While most feudal territories were designed to be more or less self-sufficient, you’re not going to eliminate trade entirely, and the sudden lack of local resources and produce will spike that demand for goods substantially. If the opportunities or facilitators of trade are absent then entire towns and villages deprived of trade will dry up and die unless those places can somehow continue to self-sustain, which will be fairly unlikely. When trade dries up, you’ll get mass migration into other areas where there are jobs or if it’s just safer. The local economy, deprived of workers, will shrink and the local coffers future potential shrinks with it. Poverty will drive younger people away if there’s a better life to be made elsewhere, even if the area they’re from is relatively self-sustaining.

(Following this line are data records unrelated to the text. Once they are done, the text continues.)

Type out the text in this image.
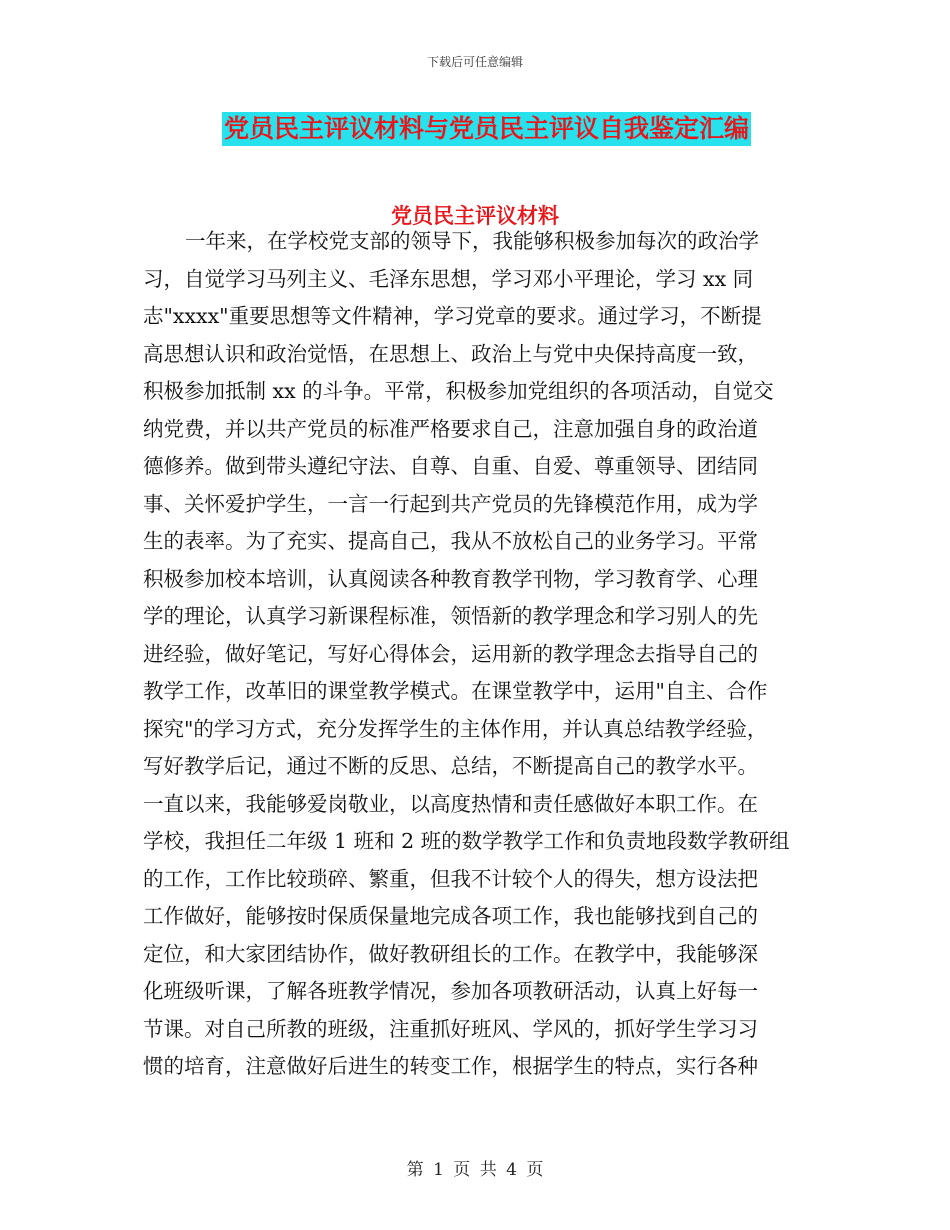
下载后可任意编辑
党员民主评议材料与党员民主评议自我鉴定汇编
党员民主评议材料
一年来，在学校党支部的领导下，我能够积极参加每次的政治学
习，自觉学习马列主义、毛泽东思想，学习邓小平理论，学习 xx 同
志"xxxx"重要思想等文件精神，学习党章的要求。通过学习，不断提
高思想认识和政治觉悟，在思想上、政治上与党中央保持高度一致，
积极参加抵制 xx 的斗争。平常，积极参加党组织的各项活动，自觉交
纳党费，并以共产党员的标准严格要求自己，注意加强自身的政治道
德修养。做到带头遵纪守法、自尊、自重、自爱、尊重领导、团结同
事、关怀爱护学生，一言一行起到共产党员的先锋模范作用，成为学
生的表率。为了充实、提高自己，我从不放松自己的业务学习。平常
积极参加校本培训，认真阅读各种教育教学刊物，学习教育学、心理
学的理论，认真学习新课程标准，领悟新的教学理念和学习别人的先
进经验，做好笔记，写好心得体会，运用新的教学理念去指导自己的
教学工作，改革旧的课堂教学模式。在课堂教学中，运用"自主、合作
探究"的学习方式，充分发挥学生的主体作用，并认真总结教学经验，
写好教学后记，通过不断的反思、总结，不断提高自己的教学水平。
一直以来，我能够爱岗敬业，以高度热情和责任感做好本职工作。在
学校，我担任二年级 1 班和 2 班的数学教学工作和负责地段数学教研组
的工作，工作比较琐碎、繁重，但我不计较个人的得失，想方设法把
工作做好，能够按时保质保量地完成各项工作，我也能够找到自己的
定位，和大家团结协作，做好教研组长的工作。在教学中，我能够深
化班级听课，了解各班教学情况，参加各项教研活动，认真上好每一
节课。对自己所教的班级，注重抓好班风、学风的，抓好学生学习习
惯的培育，注意做好后进生的转变工作，根据学生的特点，实行各种
第 1 页 共 4 页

People would start to naturally avoid these burnt dangerous territories until the entire region is a backwater. The local nobility can’t raise much from their minor nobility because the minor nobility can’t raise much from whatever is left of their respective populations. The levees are completely destroyed as a result of this depopulation, and if there is anybody in the vicinity with eyes on your land, it now effectively belongs to whomever can take it and hold it once the dragon has buggered off.
Dragons don’t need to snatch up the local nobility or burn down a settlement to cause massive amounts of disruption and destruction in a place. They pretty much just have to show up and exist, and what naturally follows is enough to collapse entire territories without any of the theatrics needing to apply.

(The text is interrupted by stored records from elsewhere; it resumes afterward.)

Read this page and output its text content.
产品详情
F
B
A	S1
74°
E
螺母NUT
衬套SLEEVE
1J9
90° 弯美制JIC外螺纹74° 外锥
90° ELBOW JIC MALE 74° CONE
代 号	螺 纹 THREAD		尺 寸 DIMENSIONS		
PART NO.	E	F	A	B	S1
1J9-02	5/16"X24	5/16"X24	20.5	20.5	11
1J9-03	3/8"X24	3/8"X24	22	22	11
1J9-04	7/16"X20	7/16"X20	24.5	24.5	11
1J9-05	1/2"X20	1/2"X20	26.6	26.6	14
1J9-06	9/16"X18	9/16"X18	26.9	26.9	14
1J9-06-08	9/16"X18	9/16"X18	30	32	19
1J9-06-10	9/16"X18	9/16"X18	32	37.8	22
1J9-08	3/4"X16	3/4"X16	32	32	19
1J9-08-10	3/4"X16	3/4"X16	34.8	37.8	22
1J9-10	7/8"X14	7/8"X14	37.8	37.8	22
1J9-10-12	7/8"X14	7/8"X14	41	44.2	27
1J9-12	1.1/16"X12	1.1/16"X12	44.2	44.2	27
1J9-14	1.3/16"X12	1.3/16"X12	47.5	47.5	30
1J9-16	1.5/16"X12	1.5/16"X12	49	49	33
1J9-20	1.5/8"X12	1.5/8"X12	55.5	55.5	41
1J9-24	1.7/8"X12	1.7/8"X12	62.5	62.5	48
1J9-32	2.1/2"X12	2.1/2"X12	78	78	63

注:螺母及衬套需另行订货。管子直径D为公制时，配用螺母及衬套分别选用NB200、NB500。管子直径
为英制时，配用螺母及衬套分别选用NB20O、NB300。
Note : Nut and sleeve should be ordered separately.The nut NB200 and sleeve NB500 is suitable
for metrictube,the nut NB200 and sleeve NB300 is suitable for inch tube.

First of all … love the picture! How did you do it, assuming you are the ‘half-hour amateur artist concerned?
You once again present a coherent picture of life with dragons. However, what about St George and his ilk? – They presented quite a challenge to the red demons and, as I understand it from folklore, they managed to rid the world of dragons within the time taken to read the pages of your average novel. There were also the friendly dragons who made friends with small children and in some cases, according to the literature I read roughly 25 – 35 years ago, existed quite happily within the confines of human habitat?
Before you were born, we had a little dragon called Mia who had once been a rabbit who hopped everywhere and then a hummingbird who insisted on moving backwards all the time. A pain in the arse really, but having lived with one, I personally find it quite difficult to bear any animosity towards the scaly monsters. Sorry.